For further information, contact Michael Liebreich on +44 20 7727 8590 or email him on michael@newenergyfinance.com.

About New Energy Finance

New Energy Finance is a specialist provider of news, data and analysis to investors in renewable energy and energy technology sectors worldwide. The company is based in London and is headed up by Michael Liebreich. The New Energy Finance Briefing, which is published every two weeks, contains a summary of all the news from the industry as well as features, analyses and an update of the Global Energy Innovation Index (GEIX). The New Energy Finance Desktop is the industry's premier source of financial information, containing a full news archive, details of nearly 8000 organisations, 4000 individuals and 2500 investments, all updated in real time. New Energy finance covers all types of investment activity, including venture capital, public markets, M&A and project finance, and all types of renewable and low-carbon energy technologies.

About Michael Liebreich

Michael Liebreich is founder and CEO of New Energy Finance. He is a serial entrepreneur, having founded, funded or helped build more than 25 media technology and business services. He has worked as a venture capitalist with Group Arnault, was Deputy Managing Director of Associated Press Television and Director of Sports News Television and Interactive Investor. Michael has a Masters of Arts in Engineering with First Class Honours from Cambridge University, and an MBA from Harvard Graduate School of Business, where he was a Baker Scholar and Harkness Fellow. His interest in energy goes back to his undergraduate years, when he won the Cambridge University Ricardo Prize for Thermodynamics. Michael speaks fluent German and French, and good Spanish. He represented Britain in the 1992 Albertville Olympics in skiing.

About the GEIX

The GEIX is designed as a currency-neutral way of summarising the performance of quoted companies in renewable energy and energy technology.
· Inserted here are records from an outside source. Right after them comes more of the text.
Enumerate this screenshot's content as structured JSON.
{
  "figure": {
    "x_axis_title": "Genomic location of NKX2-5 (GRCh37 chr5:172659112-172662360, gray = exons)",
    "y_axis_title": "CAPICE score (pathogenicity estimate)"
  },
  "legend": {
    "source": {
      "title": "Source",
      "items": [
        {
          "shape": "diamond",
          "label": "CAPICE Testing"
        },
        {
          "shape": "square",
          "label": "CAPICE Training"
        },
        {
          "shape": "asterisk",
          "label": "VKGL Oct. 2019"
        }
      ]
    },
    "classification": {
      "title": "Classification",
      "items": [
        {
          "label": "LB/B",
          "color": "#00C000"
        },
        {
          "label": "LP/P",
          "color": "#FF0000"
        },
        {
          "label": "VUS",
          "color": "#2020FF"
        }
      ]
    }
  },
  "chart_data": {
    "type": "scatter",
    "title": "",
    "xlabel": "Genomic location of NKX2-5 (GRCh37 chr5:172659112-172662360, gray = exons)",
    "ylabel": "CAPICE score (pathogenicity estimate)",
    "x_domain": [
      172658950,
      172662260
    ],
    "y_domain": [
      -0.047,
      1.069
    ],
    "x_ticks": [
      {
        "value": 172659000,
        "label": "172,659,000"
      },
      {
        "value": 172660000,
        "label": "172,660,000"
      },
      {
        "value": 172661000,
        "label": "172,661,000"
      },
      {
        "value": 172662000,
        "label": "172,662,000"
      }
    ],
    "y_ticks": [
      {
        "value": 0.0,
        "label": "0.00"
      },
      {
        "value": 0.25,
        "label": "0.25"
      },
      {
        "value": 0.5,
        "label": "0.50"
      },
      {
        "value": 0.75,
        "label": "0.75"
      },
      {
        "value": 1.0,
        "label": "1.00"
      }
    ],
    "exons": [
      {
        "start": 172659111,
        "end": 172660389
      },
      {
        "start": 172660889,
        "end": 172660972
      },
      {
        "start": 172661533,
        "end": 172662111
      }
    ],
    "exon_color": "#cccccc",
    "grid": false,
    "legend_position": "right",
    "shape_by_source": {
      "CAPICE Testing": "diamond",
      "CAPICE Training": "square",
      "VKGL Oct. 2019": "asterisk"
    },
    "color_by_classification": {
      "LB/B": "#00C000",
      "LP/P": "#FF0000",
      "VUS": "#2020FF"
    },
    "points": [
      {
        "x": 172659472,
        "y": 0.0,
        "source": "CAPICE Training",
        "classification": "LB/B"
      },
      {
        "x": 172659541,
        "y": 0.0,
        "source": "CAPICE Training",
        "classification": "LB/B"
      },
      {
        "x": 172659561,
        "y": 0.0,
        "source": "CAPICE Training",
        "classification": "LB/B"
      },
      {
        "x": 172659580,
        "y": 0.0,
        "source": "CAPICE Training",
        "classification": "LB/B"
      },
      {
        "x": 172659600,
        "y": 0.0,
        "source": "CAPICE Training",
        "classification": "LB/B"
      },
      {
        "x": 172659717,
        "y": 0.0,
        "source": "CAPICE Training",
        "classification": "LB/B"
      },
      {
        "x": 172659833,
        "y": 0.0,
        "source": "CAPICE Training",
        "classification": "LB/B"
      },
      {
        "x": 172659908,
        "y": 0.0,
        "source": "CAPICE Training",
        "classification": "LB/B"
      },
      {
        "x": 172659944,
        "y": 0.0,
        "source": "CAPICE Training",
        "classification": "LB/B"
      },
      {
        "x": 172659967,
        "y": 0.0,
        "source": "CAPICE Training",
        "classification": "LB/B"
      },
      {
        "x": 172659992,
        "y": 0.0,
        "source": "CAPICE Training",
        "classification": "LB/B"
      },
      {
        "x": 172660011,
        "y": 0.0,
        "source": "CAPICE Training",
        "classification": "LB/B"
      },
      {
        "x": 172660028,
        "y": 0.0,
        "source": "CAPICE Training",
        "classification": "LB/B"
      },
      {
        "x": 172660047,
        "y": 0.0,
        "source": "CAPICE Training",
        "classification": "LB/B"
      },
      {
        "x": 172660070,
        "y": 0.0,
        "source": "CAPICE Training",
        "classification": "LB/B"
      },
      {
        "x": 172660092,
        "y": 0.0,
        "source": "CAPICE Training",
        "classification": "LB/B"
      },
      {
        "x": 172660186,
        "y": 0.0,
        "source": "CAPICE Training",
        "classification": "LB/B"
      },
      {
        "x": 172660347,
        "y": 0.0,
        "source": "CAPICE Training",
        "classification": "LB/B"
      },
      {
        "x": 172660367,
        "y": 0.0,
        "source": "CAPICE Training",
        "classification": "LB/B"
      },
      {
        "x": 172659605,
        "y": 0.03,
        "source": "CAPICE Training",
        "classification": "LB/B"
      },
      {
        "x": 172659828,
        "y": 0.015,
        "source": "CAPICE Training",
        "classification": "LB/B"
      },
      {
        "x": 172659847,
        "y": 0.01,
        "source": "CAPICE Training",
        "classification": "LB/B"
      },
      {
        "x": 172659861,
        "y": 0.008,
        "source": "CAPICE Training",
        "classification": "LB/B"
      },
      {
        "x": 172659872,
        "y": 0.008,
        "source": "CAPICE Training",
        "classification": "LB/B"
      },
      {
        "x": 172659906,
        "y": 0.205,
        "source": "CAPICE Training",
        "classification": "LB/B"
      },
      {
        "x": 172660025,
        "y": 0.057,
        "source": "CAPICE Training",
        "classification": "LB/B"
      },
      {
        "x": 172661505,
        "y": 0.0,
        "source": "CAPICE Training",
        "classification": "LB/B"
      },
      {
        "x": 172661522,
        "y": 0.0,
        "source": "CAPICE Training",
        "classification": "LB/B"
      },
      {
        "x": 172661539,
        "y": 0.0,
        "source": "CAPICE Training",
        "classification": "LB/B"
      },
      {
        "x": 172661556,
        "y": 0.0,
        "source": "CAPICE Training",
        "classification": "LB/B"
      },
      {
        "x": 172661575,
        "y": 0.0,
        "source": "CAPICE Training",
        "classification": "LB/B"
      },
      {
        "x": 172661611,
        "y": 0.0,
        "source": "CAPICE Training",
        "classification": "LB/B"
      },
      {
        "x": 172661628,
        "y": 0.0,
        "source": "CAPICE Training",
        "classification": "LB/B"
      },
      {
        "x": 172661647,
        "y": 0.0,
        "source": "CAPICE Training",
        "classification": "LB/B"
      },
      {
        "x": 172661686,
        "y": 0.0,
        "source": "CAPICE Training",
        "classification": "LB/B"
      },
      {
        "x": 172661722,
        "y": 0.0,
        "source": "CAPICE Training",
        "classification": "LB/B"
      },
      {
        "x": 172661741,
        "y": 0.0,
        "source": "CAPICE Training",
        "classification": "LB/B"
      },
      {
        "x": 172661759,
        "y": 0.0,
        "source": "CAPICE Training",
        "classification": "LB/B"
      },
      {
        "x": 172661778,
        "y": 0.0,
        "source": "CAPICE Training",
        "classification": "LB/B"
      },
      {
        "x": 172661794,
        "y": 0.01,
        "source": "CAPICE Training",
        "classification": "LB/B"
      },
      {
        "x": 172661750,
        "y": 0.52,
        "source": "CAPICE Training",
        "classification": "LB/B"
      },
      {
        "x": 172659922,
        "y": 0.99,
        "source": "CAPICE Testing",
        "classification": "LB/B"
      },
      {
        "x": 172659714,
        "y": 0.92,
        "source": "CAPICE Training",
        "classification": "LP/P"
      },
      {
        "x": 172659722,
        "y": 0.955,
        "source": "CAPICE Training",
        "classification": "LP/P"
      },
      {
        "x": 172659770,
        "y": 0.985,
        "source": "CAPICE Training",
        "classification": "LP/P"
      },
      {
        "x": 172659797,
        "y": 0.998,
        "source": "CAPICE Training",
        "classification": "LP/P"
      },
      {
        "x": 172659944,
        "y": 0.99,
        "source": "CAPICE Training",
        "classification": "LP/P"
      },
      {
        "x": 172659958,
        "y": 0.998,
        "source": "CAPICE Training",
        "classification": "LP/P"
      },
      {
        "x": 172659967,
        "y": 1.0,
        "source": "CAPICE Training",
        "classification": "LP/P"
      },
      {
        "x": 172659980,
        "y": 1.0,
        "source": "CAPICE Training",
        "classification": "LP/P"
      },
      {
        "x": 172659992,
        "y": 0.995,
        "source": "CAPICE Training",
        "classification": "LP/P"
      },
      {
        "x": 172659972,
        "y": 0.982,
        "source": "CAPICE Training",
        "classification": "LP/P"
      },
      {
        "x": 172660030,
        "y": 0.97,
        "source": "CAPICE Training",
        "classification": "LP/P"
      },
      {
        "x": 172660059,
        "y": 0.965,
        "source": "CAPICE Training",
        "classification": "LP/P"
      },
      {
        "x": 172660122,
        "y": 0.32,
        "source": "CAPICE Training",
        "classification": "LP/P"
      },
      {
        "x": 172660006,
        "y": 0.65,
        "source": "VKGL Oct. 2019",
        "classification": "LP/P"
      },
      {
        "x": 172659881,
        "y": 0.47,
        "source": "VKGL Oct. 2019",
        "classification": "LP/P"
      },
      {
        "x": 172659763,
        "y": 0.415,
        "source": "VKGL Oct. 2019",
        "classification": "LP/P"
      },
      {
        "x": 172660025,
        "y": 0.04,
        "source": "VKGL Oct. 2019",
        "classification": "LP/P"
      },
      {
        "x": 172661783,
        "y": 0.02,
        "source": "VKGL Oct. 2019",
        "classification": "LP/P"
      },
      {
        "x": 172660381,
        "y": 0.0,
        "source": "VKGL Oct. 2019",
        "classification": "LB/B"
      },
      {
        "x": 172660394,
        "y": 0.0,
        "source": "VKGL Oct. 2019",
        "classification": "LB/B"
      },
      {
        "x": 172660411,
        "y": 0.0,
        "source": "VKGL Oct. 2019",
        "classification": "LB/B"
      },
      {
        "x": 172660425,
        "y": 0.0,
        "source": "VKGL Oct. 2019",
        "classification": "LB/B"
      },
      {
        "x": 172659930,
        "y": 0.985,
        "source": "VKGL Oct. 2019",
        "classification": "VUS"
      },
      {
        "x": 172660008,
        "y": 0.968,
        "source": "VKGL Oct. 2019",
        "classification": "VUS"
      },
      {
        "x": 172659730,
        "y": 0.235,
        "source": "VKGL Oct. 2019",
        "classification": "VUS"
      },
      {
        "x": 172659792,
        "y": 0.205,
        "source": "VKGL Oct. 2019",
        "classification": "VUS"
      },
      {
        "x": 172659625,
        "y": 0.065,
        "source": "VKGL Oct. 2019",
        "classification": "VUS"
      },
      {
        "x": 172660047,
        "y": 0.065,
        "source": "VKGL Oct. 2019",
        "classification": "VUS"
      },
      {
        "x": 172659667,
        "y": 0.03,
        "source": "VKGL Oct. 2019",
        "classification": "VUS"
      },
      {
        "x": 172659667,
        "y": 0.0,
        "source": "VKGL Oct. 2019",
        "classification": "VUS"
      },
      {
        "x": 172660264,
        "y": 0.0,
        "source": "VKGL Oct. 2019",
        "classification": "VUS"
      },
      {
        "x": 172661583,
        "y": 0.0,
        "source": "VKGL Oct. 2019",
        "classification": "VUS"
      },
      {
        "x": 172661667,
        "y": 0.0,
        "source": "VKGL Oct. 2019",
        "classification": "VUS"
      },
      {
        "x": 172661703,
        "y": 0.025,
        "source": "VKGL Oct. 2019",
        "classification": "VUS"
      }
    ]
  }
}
It is based on the market performance of the 50 largest companies quoted around the world which derive at least half of their market value from activities in sectors covered by New Energy Finance. For definitions of the sectors, see http://www.newenergyfinance.com/NEF/HTML/Sectors.html. The GEIX contains companies in seven countries, quoted on ten different stock markets. Companies quoted only on over-the-counter markets are excluded. The aggregate market capitalisation of the companies in the index on 1 January 2005 was USD 14.6 billion. At the start of Q3 2005 it is USD 20.7 billion. Weighting is based on market capitalisation on that date, with no cap. No attempt is made to balance the GEIX's exposure to different markets, currencies or sectors. The GEIX does not represent the returns available to any particular investor due to currency fluctuations, available float, dividend policies and other factors. It is calculated on the basis of movements in the total market capitalisation of each company from the beginning of the reference period in the currency of the main market on which it is quoted. Share prices, numbers of shares and information about rights issues, exercise of warrants etc are taken from the main market on which each company is quoted and where a company is quoted on multiple markets, the share price used is that from the market we judge as offering most liquidity. No adjustment is made for management or other options outstanding. The value of the GEIX was set at 1000 on 1 January 2005. New Energy Finance relies on publicly available information on constituent companies which it selects and manipulates with resonable care. New Energy Finance does not guarantee that calculation of the GEIX does not contain errors and accepts no liability for investment decisions taken as a result of the information provided.